Even the Orioles offer some interesting late selections. Mullins makes a decent mixed-league choice in five-outfielder formats, so he’s an excellent bench find here. I could have also grabbed Mark Trumbo if not for already taking the DH-only Cruz, and Austin Hays should parlay an exceptional spring into an eventual big league promotion.
Although graded a 93, the Draft Wizard projects heartbreak in the form of a second-place finish with one point behind the victor.
I meant to draft one or two skilled middle relievers such as Ryan Pressly, but I kept missing my targets and noticing someone else I liked more.
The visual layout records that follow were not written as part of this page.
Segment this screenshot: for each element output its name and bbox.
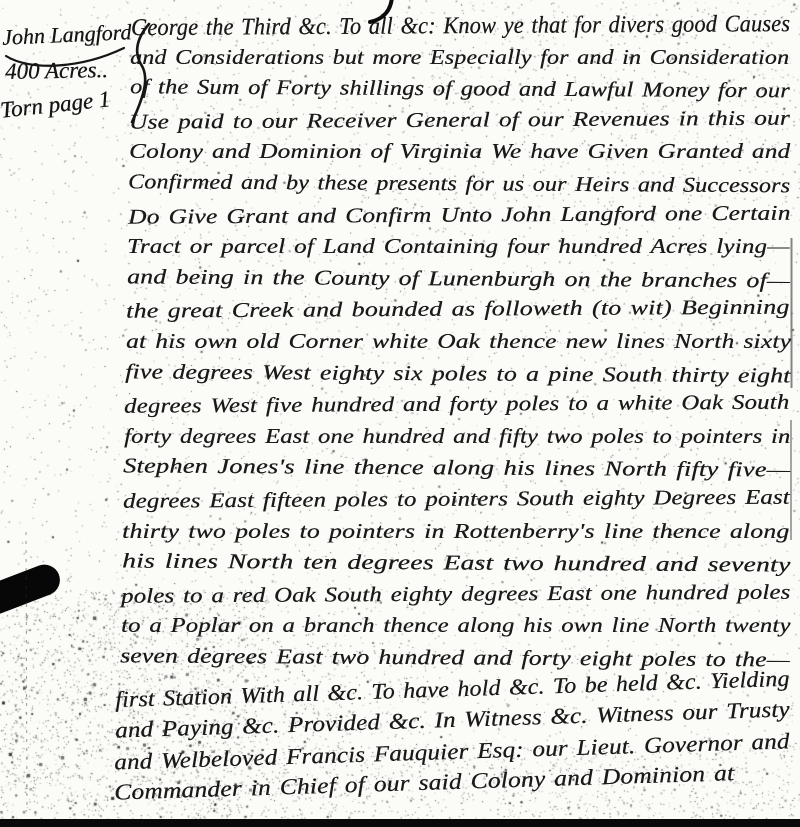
manuscript-line-text: poles to a red Oak South eighty degrees … <box>121 579 790 608</box>
manuscript-line: Tract or parcel of Land Containing four … <box>127 234 686 259</box>
manuscript-line: George the Third &c. To all &c: Know ye … <box>131 11 800 42</box>
manuscript-line: forty degrees East one hundred and fifty… <box>124 424 698 449</box>
manuscript-line: poles to a red Oak South eighty degrees … <box>121 580 692 608</box>
manuscript-line: Use paid to our Receiver General of our … <box>129 106 679 134</box>
manuscript-line-text: Stephen Jones's line thence along his li… <box>123 454 790 483</box>
manuscript-line: five degrees West eighty six poles to a … <box>125 359 669 387</box>
manuscript-page: John Langford 400 Acres.. Torn page 1 Ge… <box>0 0 800 827</box>
manuscript-line-text: and Considerations but more Especially f… <box>130 45 789 70</box>
manuscript-line: and Considerations but more Especially f… <box>130 45 710 70</box>
manuscript-line: his lines North ten degrees East two hun… <box>122 549 632 577</box>
manuscript-line-text: to a Poplar on a branch thence along his… <box>121 613 790 638</box>
manuscript-line-text: forty degrees East one hundred and fifty… <box>124 424 790 449</box>
manuscript-line: thirty two poles to pointers in Rottenbe… <box>122 519 669 544</box>
manuscript-line: Confirmed and by these presents for us o… <box>128 169 709 198</box>
manuscript-line-text: Tract or parcel of Land Containing four … <box>127 234 789 259</box>
manuscript-line-text: Confirmed and by these presents for us o… <box>128 169 790 198</box>
manuscript-line: Do Give Grant and Confirm Unto John Lang… <box>128 201 676 229</box>
manuscript-line: and being in the County of Lunenburgh on… <box>127 264 669 292</box>
manuscript-line: Colony and Dominion of Virginia We have … <box>129 139 682 164</box>
manuscript-line-text: degrees West five hundred and forty pole… <box>124 390 789 419</box>
manuscript-line: at his own old Corner white Oak thence n… <box>126 329 677 354</box>
scan-bottom-edge-bar <box>0 819 800 827</box>
patent-body-text: George the Third &c. To all &c: Know ye … <box>0 0 800 827</box>
manuscript-line: degrees East fifteen poles to pointers S… <box>123 485 691 513</box>
manuscript-line-text: and being in the County of Lunenburgh on… <box>127 264 790 293</box>
manuscript-line-text: Do Give Grant and Confirm Unto John Lang… <box>128 200 791 229</box>
manuscript-line-text: the great Creek and bounded as followeth… <box>126 295 790 324</box>
manuscript-line: of the Sum of Forty shillings of good an… <box>130 74 701 102</box>
manuscript-line-text: five degrees West eighty six poles to a … <box>125 359 791 388</box>
manuscript-line: Stephen Jones's line thence along his li… <box>123 454 657 482</box>
manuscript-line-text: at his own old Corner white Oak thence n… <box>126 329 791 354</box>
manuscript-line: degrees West five hundred and forty pole… <box>124 390 690 418</box>
manuscript-line-text: his lines North ten degrees East two hun… <box>122 549 790 578</box>
manuscript-line: to a Poplar on a branch thence along his… <box>121 613 694 638</box>
manuscript-line-text: of the Sum of Forty shillings of good an… <box>130 74 790 103</box>
manuscript-line: the great Creek and bounded as followeth… <box>126 296 665 324</box>
manuscript-line-text: degrees East fifteen poles to pointers S… <box>123 485 790 514</box>
manuscript-line-text: George the Third &c. To all &c: Know ye … <box>131 11 790 42</box>
manuscript-line-text: thirty two poles to pointers in Rottenbe… <box>122 519 789 544</box>
manuscript-line-text: Colony and Dominion of Virginia We have … <box>129 139 790 164</box>
manuscript-line: seven degrees East two hundred and forty… <box>120 643 671 671</box>
manuscript-line-text: Use paid to our Receiver General of our … <box>129 105 790 134</box>
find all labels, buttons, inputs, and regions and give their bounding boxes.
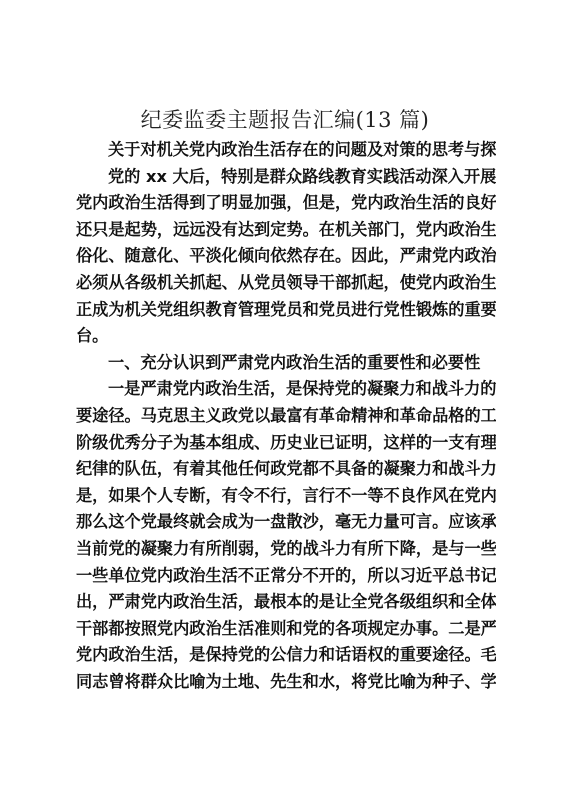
text-line: 正成为机关党组织教育管理党员和党员进行党性锻炼的重要平 xyxy=(76,297,496,324)
text-line: 同志曾将群众比喻为土地、先生和水，将党比喻为种子、学生和 xyxy=(76,669,496,696)
text-line: 出，严肃党内政治生活，最根本的是让全党各级组织和全体党员、 xyxy=(76,589,496,616)
text-line: 台。 xyxy=(76,323,496,350)
document-page: 纪委监委主题报告汇编(13 篇) 关于对机关党内政治生活存在的问题及对策的思考与… xyxy=(0,0,570,807)
text-line: 阶级优秀分子为基本组成、历史业已证明，这样的一支有理想有 xyxy=(76,430,496,457)
paragraph-2: 一是严肃党内政治生活，是保持党的凝聚力和战斗力的重 要途径。马克思主义政党以最富… xyxy=(76,376,496,695)
text-line: 是，如果个人专断，有令不行，言行不一等不良作风在党内盛行， xyxy=(76,483,496,510)
text-line: 必须从各级机关抓起、从党员领导干部抓起，使党内政治生活真 xyxy=(76,270,496,297)
text-line: 一些单位党内政治生活不正常分不开的，所以习近平总书记指 xyxy=(76,563,496,590)
subtitle: 关于对机关党内政治生活存在的问题及对策的思考与探索 xyxy=(76,137,496,164)
paragraph-1: 党的 xx 大后，特别是群众路线教育实践活动深入开展以来， 党内政治生活得到了明… xyxy=(76,164,496,350)
text-line: 还只是起势，远远没有达到定势。在机关部门，党内政治生活庸 xyxy=(76,217,496,244)
text-line: 干部都按照党内政治生活准则和党的各项规定办事。二是严肃 xyxy=(76,616,496,643)
text-line: 党的 xx 大后，特别是群众路线教育实践活动深入开展以来， xyxy=(76,164,496,191)
text-line: 要途径。马克思主义政党以最富有革命精神和革命品格的工人 xyxy=(76,403,496,430)
section-heading: 一、充分认识到严肃党内政治生活的重要性和必要性 xyxy=(76,350,496,377)
document-body: 关于对机关党内政治生活存在的问题及对策的思考与探索 党的 xx 大后，特别是群众… xyxy=(76,137,496,695)
text-line: 党内政治生活，是保持党的公信力和话语权的重要途径。毛泽东 xyxy=(76,642,496,669)
text-line: 党内政治生活得到了明显加强，但是，党内政治生活的良好局面， xyxy=(76,190,496,217)
text-line: 俗化、随意化、平淡化倾向依然存在。因此，严肃党内政治生活 xyxy=(76,243,496,270)
text-line: 当前党的凝聚力有所削弱，党的战斗力有所下降，是与一些地方 xyxy=(76,536,496,563)
text-line: 纪律的队伍，有着其他任何政党都不具备的凝聚力和战斗力。但 xyxy=(76,456,496,483)
text-line: 那么这个党最终就会成为一盘散沙，毫无力量可言。应该承认， xyxy=(76,509,496,536)
document-title: 纪委监委主题报告汇编(13 篇) xyxy=(0,104,570,134)
text-line: 一是严肃党内政治生活，是保持党的凝聚力和战斗力的重 xyxy=(76,376,496,403)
The neglect hurt my 3.93 projected ERA, a sore spot I’d have to address by dumping Perez and/or Harvey for a setup man if they don’t shine out of the gate. At least my staff is expected to tally the third-most strikeouts while tying for third in wins.
Altuve, Smith, and Simmons give me a strong upper hand in batting average and speed. This came at the expense of power, as the algorithm credits me with the league’s second-fewest home runs. I’m not in such dire straits if Cabrera stays healthy while Bauers and/or Candelario booms, but in hindsight, I should have taken Teoscar Hernandez, Daniel Palka, or Christin Stewart with a bench pick to strengthen my offense.
There were more viable late-round fliers than I anticipated. That would change, however, in a deeper AL-only league with five outfielders and corner/middle infielders. Although a fun challenge, splitting up the player pool isn’t as daunting as one may imagine. Those tired of shallow mixed leagues should give it a try.